For now, it works. The problem is that all entities belongs to a global entityManager and I can't find a way to split them between several players entity (think of "empires", "races" or whatever). I have a gameInput system that gives order ("build a factory on this planet", "move this vessel"). But I can't see a clean way to restrict those order to a set of entities that would represent a player side. Thus, I have no way of telling if an entity belongs to a given empire.


I though I could have several entityManager, each one handling an empire's entities. Or having an "empire" component that would hold a list of entities belonging to this empire. But none of these solution appeals me.

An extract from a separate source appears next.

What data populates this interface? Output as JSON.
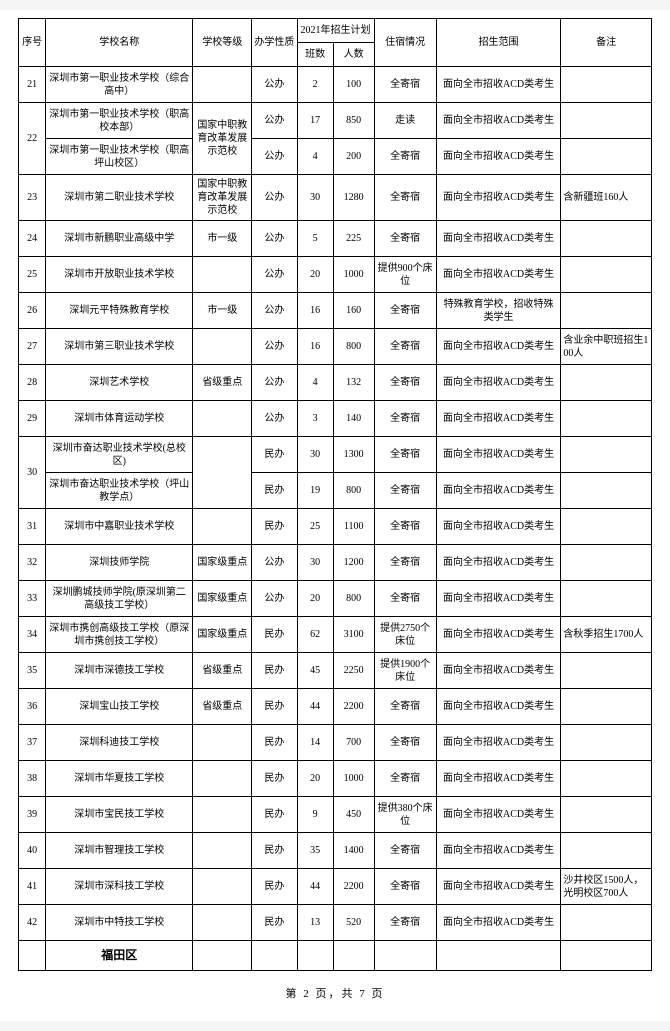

An entity manager generally doesn't exist more than once, at least not within a given simulation.  So unless we're splitting hairs over terminology here, I certainly would not advocate for such a complex setup with multiple EntityManagers because, if those entities need to interact with entities of another EntityManager; you'll have a bit of work to make that happen.


I would split your problem into two layers.


First, create an empire system that acts as a broker for all entities that exist in a particular empire.  When an empire gets created, this system knows about it.  When an entity is spawned that has an empire component that references a specific empire, this system associates that entity to the given empire.  Any communication among entities within an empire could be funneled through this system since it's goal is to act as a broker.


Next, I would have another system that sits on top of the empire system that acts as a mapper between a Player and an empire or league of empires.  This way if you decide to allow a player to control multiple empires, this system can coordinate that and handles the relationship to a specific player instance. 


If you keep your system contracts clean, you should be able to change how an empire works without it impacting it's relationship to the player and vice versa.  


A little bit of abstraction can go a long way to keeping code clean, easy to maintain, but also allows to future growth in game concepts.  It's just important not to take it too far to the extreme.

In Topic: Implementing a quest/achievement system

12 April 2015 - 11:23 AM

How you interact with the information in-memory at run-time does not have to dictate how you need to serialize it.  For example, if you were using a database to store quest and achievement data, you would typically store that in a normalized manor across several tables.  During the start-up phase of your game, you would read your database and construct in-memory objects of this data that are designed for run-time efficiency. 

In Topic: Movement system low or high level in ecs design

07 January 2015 - 02:22 PM

What's with the EntityXY framework? I look at this, while implementing my framework, the system manager is greatly the same.


But my question to the post of crancran remains, could the message queue for moving the entities combined with an event manager which I need anyway?


The reason you find so many variants of an entity framework is because there is no standard practice.


As for the queue, you could implement a single or multiple queues depending on your needs.  Chances are a single queue would be sufficient as a starting point and build upon that idea long-term if you find you need to separate the queues for any particular reason.